Une analyse sanguine permet d'évaluer le respect du régime méditerranéen et le risque cardiovasculaire
Cette signature métabolique pourrait permettre de mieux comprendre les bienfaits du régime méditerranéen pour les personnes atteintes de maladies métaboliques complexes et pourrait être mise à profit dans le cadre d'interventions nutritionnelles personnalisées.
Des chercheurs de la Harvard T.H. Chan School of Public Health ont identifié une signature métabolique permettant de suivre de manière fiable l'adhésion d'un individu au régime méditerranéen (MedDiet) ainsi que sa réponse métabolique à ce régime. Cette signature permet également de prédire le risque futur de maladie cardiovasculaire (MCV) chez un patient.
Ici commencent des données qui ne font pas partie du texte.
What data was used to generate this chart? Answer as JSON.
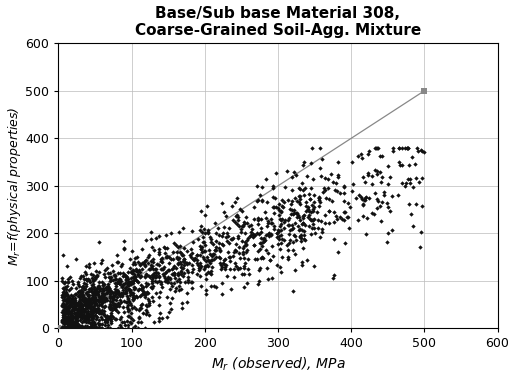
{
  "title_line1": "Base/Sub base Material 308,",
  "title_line2": "Coarse-Grained Soil-Agg. Mixture",
  "xlabel": "$M_r$ (observed), MPa",
  "ylabel": "$M_r$=f(physical properties)",
  "xlim": [
    0,
    600
  ],
  "ylim": [
    0,
    600
  ],
  "xticks": [
    0,
    100,
    200,
    300,
    400,
    500,
    600
  ],
  "yticks": [
    0,
    100,
    200,
    300,
    400,
    500,
    600
  ],
  "ref_line_x": [
    0,
    500
  ],
  "ref_line_y": [
    0,
    500
  ],
  "ref_marker_color": "#888888",
  "scatter_color": "#111111",
  "background_color": "#ffffff",
  "seed": 7,
  "n_points": 1800,
  "title_fontsize": 11,
  "label_fontsize": 10,
  "tick_fontsize": 9
}
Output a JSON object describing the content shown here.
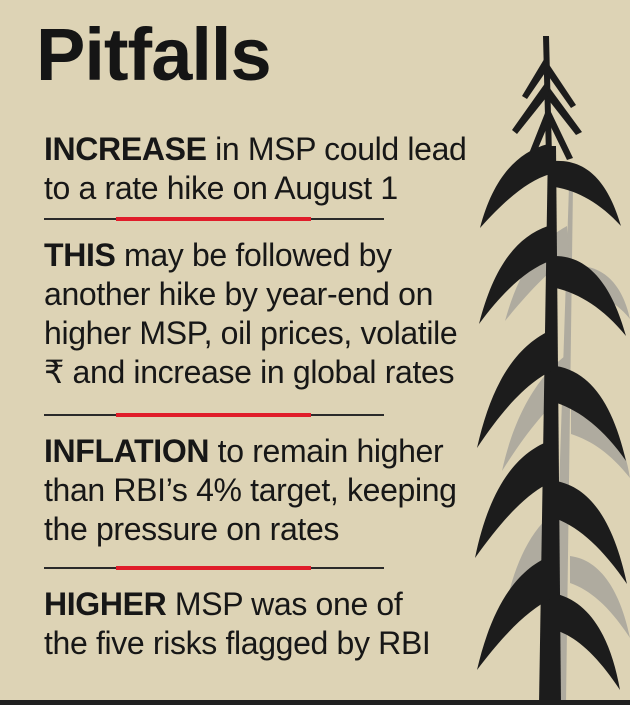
{
  "title": "Pitfalls",
  "points": [
    {
      "lead": "INCREASE",
      "text": " in MSP could lead\nto a rate hike on August 1"
    },
    {
      "lead": "THIS",
      "text": " may be followed by\nanother hike by year-end on\nhigher MSP, oil prices, volatile\n₹ and increase in global rates"
    },
    {
      "lead": "INFLATION",
      "text": " to remain higher\nthan RBI’s 4% target, keeping\nthe pressure on rates"
    },
    {
      "lead": "HIGHER",
      "text": " MSP was one of\nthe five risks flagged by RBI"
    }
  ],
  "colors": {
    "background": "#ddd3b5",
    "text": "#171717",
    "accent": "#e01d2a",
    "plant": "#1c1c1c",
    "plant_shadow": "#a8a59c"
  },
  "illustration": {
    "icon": "crop-plant-icon"
  }
}
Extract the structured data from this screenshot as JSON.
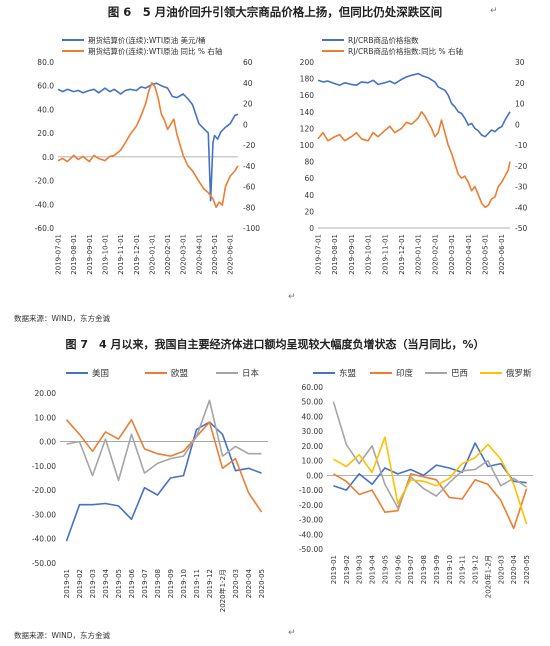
{
  "fig6": {
    "title": "图 6　5 月油价回升引领大宗商品价格上扬，但同比仍处深跌区间"
  },
  "fig7": {
    "title": "图 7　4 月以来，我国自主要经济体进口额均呈现较大幅度负增状态（当月同比，%）"
  },
  "source_left": "数据来源：WIND，东方金诚",
  "source_bottom": "数据来源：WIND，东方金诚",
  "colors": {
    "blue": "#4472C4",
    "orange": "#ED7D31",
    "gray": "#A5A5A5",
    "yellow": "#FFC000"
  },
  "chart_data": [
    {
      "id": "oil",
      "type": "line",
      "x_ticks": [
        "2019-07-01",
        "2019-08-01",
        "2019-09-01",
        "2019-10-01",
        "2019-11-01",
        "2019-12-01",
        "2020-01-01",
        "2020-02-01",
        "2020-03-01",
        "2020-04-01",
        "2020-05-01",
        "2020-06-01"
      ],
      "ylim": [
        -60,
        80
      ],
      "yticks": [
        "80.0",
        "60.0",
        "40.0",
        "20.0",
        "0.0",
        "-20.0",
        "-40.0",
        "-60.0"
      ],
      "y2lim": [
        -100,
        60
      ],
      "y2ticks": [
        "60",
        "40",
        "20",
        "0",
        "-20",
        "-40",
        "-60",
        "-80",
        "-100"
      ],
      "legend_placement": "top",
      "series": [
        {
          "name": "期货结算价(连续):WTI原油 美元/桶",
          "axis": "left",
          "color": "blue",
          "x": [
            0,
            0.3,
            0.6,
            1,
            1.3,
            1.6,
            2,
            2.3,
            2.6,
            3,
            3.3,
            3.6,
            4,
            4.3,
            4.6,
            5,
            5.3,
            5.6,
            6,
            6.3,
            6.6,
            7,
            7.3,
            7.6,
            8,
            8.3,
            8.6,
            9,
            9.3,
            9.6,
            9.75,
            9.9,
            10,
            10.2,
            10.4,
            10.7,
            11,
            11.3,
            11.5
          ],
          "y": [
            57,
            55,
            57,
            55,
            56,
            54,
            56,
            57,
            54,
            58,
            55,
            57,
            53,
            56,
            57,
            56,
            59,
            58,
            61,
            62,
            60,
            58,
            51,
            50,
            53,
            49,
            44,
            28,
            24,
            20,
            -37,
            12,
            18,
            15,
            21,
            25,
            28,
            35,
            36
          ]
        },
        {
          "name": "期货结算价(连续):WTI原油 同比 % 右轴",
          "axis": "right",
          "color": "orange",
          "x": [
            0,
            0.3,
            0.6,
            1,
            1.3,
            1.6,
            2,
            2.3,
            2.6,
            3,
            3.3,
            3.6,
            4,
            4.3,
            4.6,
            5,
            5.3,
            5.6,
            5.8,
            6,
            6.2,
            6.4,
            6.6,
            6.8,
            7,
            7.2,
            7.4,
            7.6,
            7.8,
            8,
            8.3,
            8.6,
            9,
            9.3,
            9.6,
            9.9,
            10.1,
            10.3,
            10.5,
            10.7,
            11,
            11.3,
            11.5
          ],
          "y": [
            -35,
            -33,
            -36,
            -30,
            -34,
            -31,
            -36,
            -30,
            -33,
            -35,
            -31,
            -30,
            -25,
            -18,
            -10,
            -2,
            8,
            20,
            32,
            40,
            36,
            25,
            10,
            4,
            -5,
            0,
            5,
            -10,
            -20,
            -30,
            -40,
            -45,
            -55,
            -62,
            -66,
            -72,
            -80,
            -75,
            -78,
            -60,
            -50,
            -45,
            -40
          ]
        }
      ]
    },
    {
      "id": "crb",
      "type": "line",
      "x_ticks": [
        "2019-07-01",
        "2019-08-01",
        "2019-09-01",
        "2019-10-01",
        "2019-11-01",
        "2019-12-01",
        "2020-01-01",
        "2020-02-01",
        "2020-03-01",
        "2020-04-01",
        "2020-05-01",
        "2020-06-01"
      ],
      "ylim": [
        0,
        200
      ],
      "yticks": [
        "200",
        "180",
        "160",
        "140",
        "120",
        "100",
        "80",
        "60",
        "40",
        "20",
        "0"
      ],
      "y2lim": [
        -50,
        30
      ],
      "y2ticks": [
        "30",
        "20",
        "10",
        "0",
        "-10",
        "-20",
        "-30",
        "-40",
        "-50"
      ],
      "legend_placement": "top",
      "series": [
        {
          "name": "RJ/CRB商品价格指数",
          "axis": "left",
          "color": "blue",
          "x": [
            0,
            0.3,
            0.6,
            1,
            1.3,
            1.6,
            2,
            2.3,
            2.6,
            3,
            3.3,
            3.6,
            4,
            4.3,
            4.6,
            5,
            5.3,
            5.6,
            6,
            6.3,
            6.6,
            7,
            7.2,
            7.4,
            7.6,
            7.8,
            8,
            8.2,
            8.4,
            8.6,
            8.8,
            9,
            9.2,
            9.4,
            9.6,
            9.8,
            10,
            10.2,
            10.4,
            10.6,
            10.8,
            11,
            11.2,
            11.5
          ],
          "y": [
            178,
            176,
            177,
            174,
            172,
            175,
            173,
            172,
            176,
            175,
            178,
            173,
            175,
            177,
            174,
            179,
            182,
            184,
            186,
            183,
            181,
            176,
            170,
            168,
            166,
            160,
            150,
            146,
            140,
            138,
            132,
            124,
            126,
            120,
            117,
            112,
            110,
            114,
            118,
            116,
            120,
            122,
            130,
            140
          ]
        },
        {
          "name": "RJ/CRB商品价格指数:同比 % 右轴",
          "axis": "right",
          "color": "orange",
          "x": [
            0,
            0.3,
            0.6,
            1,
            1.3,
            1.6,
            2,
            2.3,
            2.6,
            3,
            3.3,
            3.6,
            4,
            4.3,
            4.6,
            5,
            5.3,
            5.6,
            6,
            6.2,
            6.4,
            6.6,
            6.8,
            7,
            7.2,
            7.4,
            7.6,
            7.8,
            8,
            8.2,
            8.4,
            8.6,
            8.8,
            9,
            9.2,
            9.4,
            9.6,
            9.8,
            10,
            10.2,
            10.4,
            10.6,
            10.8,
            11,
            11.2,
            11.4,
            11.5
          ],
          "y": [
            -7,
            -4,
            -8,
            -6,
            -5,
            -8,
            -6,
            -4,
            -7,
            -8,
            -4,
            -6,
            -3,
            -1,
            -4,
            -2,
            1,
            0,
            3,
            6,
            4,
            1,
            -2,
            -6,
            -4,
            2,
            -4,
            -10,
            -14,
            -19,
            -24,
            -26,
            -25,
            -28,
            -32,
            -30,
            -34,
            -38,
            -40,
            -39,
            -36,
            -35,
            -30,
            -28,
            -25,
            -22,
            -18
          ]
        }
      ]
    },
    {
      "id": "imports1",
      "type": "line",
      "categories": [
        "2019-01",
        "2019-02",
        "2019-03",
        "2019-04",
        "2019-05",
        "2019-06",
        "2019-07",
        "2019-08",
        "2019-09",
        "2019-10",
        "2019-11",
        "2019-12",
        "2020年1-2月",
        "2020-03",
        "2020-04",
        "2020-05"
      ],
      "ylim": [
        -50,
        20
      ],
      "yticks": [
        "20.00",
        "10.00",
        "0.00",
        "-10.00",
        "-20.00",
        "-30.00",
        "-40.00",
        "-50.00"
      ],
      "legend_placement": "top",
      "series": [
        {
          "name": "美国",
          "color": "blue",
          "values": [
            -41,
            -26,
            -26,
            -25.5,
            -26.5,
            -32,
            -19,
            -22,
            -15,
            -14,
            5,
            8,
            3,
            -12,
            -11,
            -13
          ]
        },
        {
          "name": "欧盟",
          "color": "orange",
          "values": [
            9,
            3,
            -4,
            4,
            1,
            9,
            -3,
            -5,
            -6,
            -4,
            2,
            8,
            -11,
            -7,
            -21,
            -29
          ]
        },
        {
          "name": "日本",
          "color": "gray",
          "values": [
            -1,
            0,
            -14,
            1,
            -16,
            3,
            -13,
            -9,
            -7,
            -6,
            2,
            17,
            -6,
            -2,
            -5,
            -5
          ]
        }
      ]
    },
    {
      "id": "imports2",
      "type": "line",
      "categories": [
        "2019-01",
        "2019-02",
        "2019-03",
        "2019-04",
        "2019-05",
        "2019-06",
        "2019-07",
        "2019-08",
        "2019-09",
        "2019-10",
        "2019-11",
        "2019-12",
        "2020年1-2月",
        "2020-03",
        "2020-04",
        "2020-05"
      ],
      "ylim": [
        -50,
        60
      ],
      "yticks": [
        "60.00",
        "50.00",
        "40.00",
        "30.00",
        "20.00",
        "10.00",
        "0.00",
        "-10.00",
        "-20.00",
        "-30.00",
        "-40.00",
        "-50.00"
      ],
      "legend_placement": "top",
      "series": [
        {
          "name": "东盟",
          "color": "blue",
          "values": [
            -7,
            -10,
            1,
            -6,
            5,
            1,
            4,
            0,
            7,
            5,
            2,
            22,
            6,
            8,
            -4,
            -5
          ]
        },
        {
          "name": "印度",
          "color": "orange",
          "values": [
            1,
            -4,
            -13,
            -10,
            -25,
            -24,
            1,
            -1,
            -3,
            -15,
            -16,
            -3,
            -6,
            -17,
            -36,
            -9
          ]
        },
        {
          "name": "巴西",
          "color": "gray",
          "values": [
            50,
            21,
            8,
            20,
            -6,
            -22,
            -1,
            -9,
            -14,
            -5,
            3,
            4,
            10,
            -7,
            -2,
            -8
          ]
        },
        {
          "name": "俄罗斯",
          "color": "yellow",
          "values": [
            11,
            6,
            14,
            2,
            26,
            -19,
            -3,
            -4,
            -7,
            -2,
            8,
            12,
            21,
            11,
            -6,
            -33
          ]
        }
      ]
    }
  ]
}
La signature métabolique, composée de 67 métabolites (petites molécules produites par différents processus métaboliques), s'est avérée être un indicateur fiable permettant de déterminer si une personne avait ou non suivi le régime méditerranéen.
Elle a également révélé la réponse métabolique de l'individu au régime. L'équipe de recherche a déterminé que des niveaux plus élevés de cette signature métabolique étaient associés à une réduction des risques à long terme de maladies cardiovasculaires.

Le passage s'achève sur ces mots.